As the supply chain continues to become more complex, the current methods and tools to monitor and plan the business is insufficient. With unplanned fluctuations in demand experienced during the COVID-19 crisis, the demand driven supply chain is becoming a critical aspect of maintaining a sustainable and responsive flow of operations.
Increases in e-commerce demand and contact-less shopping lead to less inventory at the retailer side, adding more pressure for manufacturing companies to deliver in a very short cycle time. DigitalCommerce360 reports that COVID-19 boosted e-commerce sales an additional $174.87 billion, allowing it to reach $861.12 billion, which was not predicted to be met until 2022. In order to manage this new demand in the supply chain, responsiveness and agility are key.
So, what is a demand driven supply chain? Imagine a network that reacts to real-time demand, rather than remaining reliant on historical patterns and stale forecasted data. The use of real-time data allows for quicker, agile, and more effective reaction times, which is critical when unexpected events occur.
Companies who have adopted demand-driven methods of planning have seen increased revenues of 20-30%, as well as the cut of logistics costs from 5-25%, based on research from SupplyChainBrain. Demand driven supply chains are focused on 3 fundamental things:
- Creating a system of faster, streamlined information sharing, based on the usage of demand signals from customer demand
- Interconnecting operations throughout the supply chain, allowing for information to move quicker and speeding responsiveness
- Automating repetitive tasks and reporting with artificial intelligence to create their own demand driven operations.

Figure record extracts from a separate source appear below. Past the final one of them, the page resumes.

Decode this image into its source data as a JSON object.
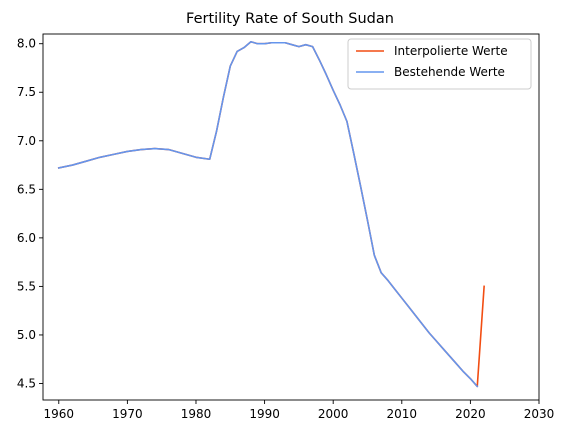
{
  "chart_data": {
    "type": "line",
    "title": "Fertility Rate of South Sudan",
    "xlabel": "",
    "ylabel": "",
    "xlim": [
      1957.7,
      2030
    ],
    "ylim": [
      4.33,
      8.1
    ],
    "xticks": [
      1960,
      1970,
      1980,
      1990,
      2000,
      2010,
      2020,
      2030
    ],
    "yticks": [
      4.5,
      5.0,
      5.5,
      6.0,
      6.5,
      7.0,
      7.5,
      8.0
    ],
    "ytick_labels": [
      "4.5",
      "5.0",
      "5.5",
      "6.0",
      "6.5",
      "7.0",
      "7.5",
      "8.0"
    ],
    "grid": false,
    "legend_position": "top-right",
    "series": [
      {
        "name": "Interpolierte Werte",
        "color": "#f24d12",
        "x": [
          1960,
          1962,
          1964,
          1966,
          1968,
          1970,
          1972,
          1974,
          1976,
          1978,
          1980,
          1982,
          1983,
          1984,
          1985,
          1986,
          1987,
          1988,
          1989,
          1990,
          1991,
          1992,
          1993,
          1994,
          1995,
          1996,
          1997,
          1998,
          1999,
          2000,
          2001,
          2002,
          2003,
          2004,
          2005,
          2006,
          2007,
          2008,
          2009,
          2010,
          2011,
          2012,
          2013,
          2014,
          2015,
          2016,
          2017,
          2018,
          2019,
          2020,
          2021,
          2022
        ],
        "y": [
          6.72,
          6.75,
          6.79,
          6.83,
          6.86,
          6.89,
          6.91,
          6.92,
          6.91,
          6.87,
          6.83,
          6.81,
          7.1,
          7.45,
          7.77,
          7.92,
          7.96,
          8.02,
          8.0,
          8.0,
          8.01,
          8.01,
          8.01,
          7.99,
          7.97,
          7.99,
          7.97,
          7.83,
          7.68,
          7.52,
          7.37,
          7.2,
          6.87,
          6.53,
          6.18,
          5.82,
          5.64,
          5.56,
          5.47,
          5.38,
          5.29,
          5.2,
          5.11,
          5.02,
          4.94,
          4.86,
          4.78,
          4.7,
          4.62,
          4.55,
          4.47,
          5.5
        ]
      },
      {
        "name": "Bestehende Werte",
        "color": "#6495ed",
        "x": [
          1960,
          1962,
          1964,
          1966,
          1968,
          1970,
          1972,
          1974,
          1976,
          1978,
          1980,
          1982,
          1983,
          1984,
          1985,
          1986,
          1987,
          1988,
          1989,
          1990,
          1991,
          1992,
          1993,
          1994,
          1995,
          1996,
          1997,
          1998,
          1999,
          2000,
          2001,
          2002,
          2003,
          2004,
          2005,
          2006,
          2007,
          2008,
          2009,
          2010,
          2011,
          2012,
          2013,
          2014,
          2015,
          2016,
          2017,
          2018,
          2019,
          2020,
          2021
        ],
        "y": [
          6.72,
          6.75,
          6.79,
          6.83,
          6.86,
          6.89,
          6.91,
          6.92,
          6.91,
          6.87,
          6.83,
          6.81,
          7.1,
          7.45,
          7.77,
          7.92,
          7.96,
          8.02,
          8.0,
          8.0,
          8.01,
          8.01,
          8.01,
          7.99,
          7.97,
          7.99,
          7.97,
          7.83,
          7.68,
          7.52,
          7.37,
          7.2,
          6.87,
          6.53,
          6.18,
          5.82,
          5.64,
          5.56,
          5.47,
          5.38,
          5.29,
          5.2,
          5.11,
          5.02,
          4.94,
          4.86,
          4.78,
          4.7,
          4.62,
          4.55,
          4.47
        ]
      }
    ]
  }
}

Forbes predicts that in 2021, “we’ll continue to see a greater shift to more resilient digital supply chain models as businesses focus on expanding or transforming capabilities to increase flexibility, visibility and control.” Supply chains are better able to address e-commerce driven demand changes as they shift toward a focus on better resilience.
Context based hypothesis and forecasting delivers dynamic demand and supply forecasts, in addition to automating the procurement process to maintain optimal inventory. ConverSight.ai’s contextual decision intelligence platform uses machine learning and artificial intelligence to navigate planned and unplanned demand with data captured in real-time and continuously – allowing manufacturers to accurately forecast and plan like never before.
Artificial intelligence is a foundational capability of this shift, connecting data throughout the supply chain, and creates relationships through data monitoring for personalized insights. With a more attainable implementation of AI, businesses are able to create a demand driven supply chain, allowing for better accuracy, stronger decision-making, and smoother reaction times, which ultimately reduces costs and drastically improves the function of the supply chain.